Three factors drove convergence toward decoder-only:

Simplicity. One architecture, one objective (next-token prediction), one training pipeline. Encoder-decoder requires managing two sets of parameters and cross-attention adds complexity.
Scaling behavior. Decoder-only models show smoother scaling curves. The scaling laws of Kaplan et al. and Hoffmann et al. were derived for decoder-only architectures.
Unification. With sufficient scale, decoder-only models handle classification (generate the label), extraction (generate the span), translation (generate the target), and reasoning (generate the chain). Specializing the architecture to the task becomes unnecessary.

The cost is that decoder-only models are less parameter-efficient for pure understanding tasks. A BERT-base (110M parameters) fine-tuned for sentiment analysis outperforms a GPT-2-base (124M parameters) on the same task, because bidirectional attention extracts more information per parameter for classification.

Common Confusions

Watch Out

Encoder-only does not mean no generation is possible

You can build a generative model on top of BERT-style encoders. Masked language models can iteratively predict masked tokens (as in non-autoregressive generation). BERT itself is not autoregressive, but the encoder architecture is not inherently incompatible with generation. It is simply less natural and less effective than causal generation at scale.

Watch Out

Decoder-only models still encode the input

A decoder-only model processing a prompt is encoding that prompt into internal representations via causal attention. The distinction is not that GPT lacks an encoder.

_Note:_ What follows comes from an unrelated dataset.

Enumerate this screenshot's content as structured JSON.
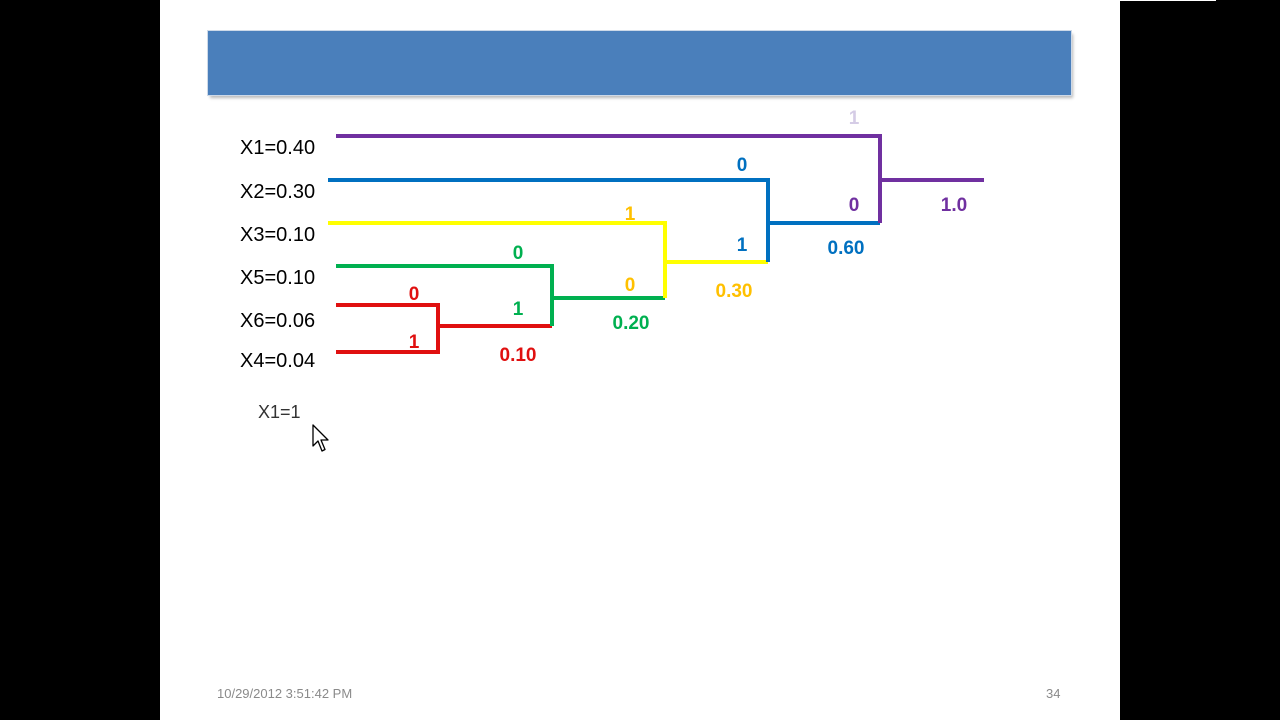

The distinction is that the encoding is causal (each token only sees prior tokens), whereas a dedicated encoder uses bidirectional attention. The prompt prefix in a decoder-only model serves as a pseudo-encoder.

Watch Out

Cross-attention is not the same as concatenating encoder and decoder inputs

Cross-attention uses the decoder's queries and the encoder's keys and values. This is distinct from simply concatenating the input and output sequences and running a single decoder. Cross-attention allows the decoder to attend to the full encoder representation at every layer, while concatenation forces the model to route information through causal attention over the concatenated sequence.

References

Vaswani, A. et al. (2017). "Attention Is All You Need." NeurIPS 2017. (Original transformer with encoder-decoder architecture.)
Devlin, J. et al. (2019). "BERT: Pre-training of Deep Bidirectional Transformers for Language Understanding." NAACL 2019. (Encoder-only, masked language modeling.)
Radford, A. et al. (2019). "Language Models are Unsupervised Multitask Learners." (GPT-2, decoder-only autoregressive pretraining.)
Raffel, C. et al. (2020). "Exploring the Limits of Transfer Learning with a Unified Text-to-Text Transformer." JMLR, 21(140), 1-67. (T5, encoder-decoder, text-to-text framework.)
Brown, T. B. et al. (2020). "Language Models are Few-Shot Learners." NeurIPS 2020. (GPT-3, establishing decoder-only in-context learning.)
Wang, A. et al. (2019). "SuperGLUE: A Stickier Benchmark for General-Purpose Language Understanding Systems." NeurIPS 2019. (Benchmark comparing encoder-only models on understanding tasks.)
Tay, Y. et al. (2023). "UL2: Unifying Language Learning Paradigms." ICLR 2023. (Systematic comparison of pretraining objectives across architectures.)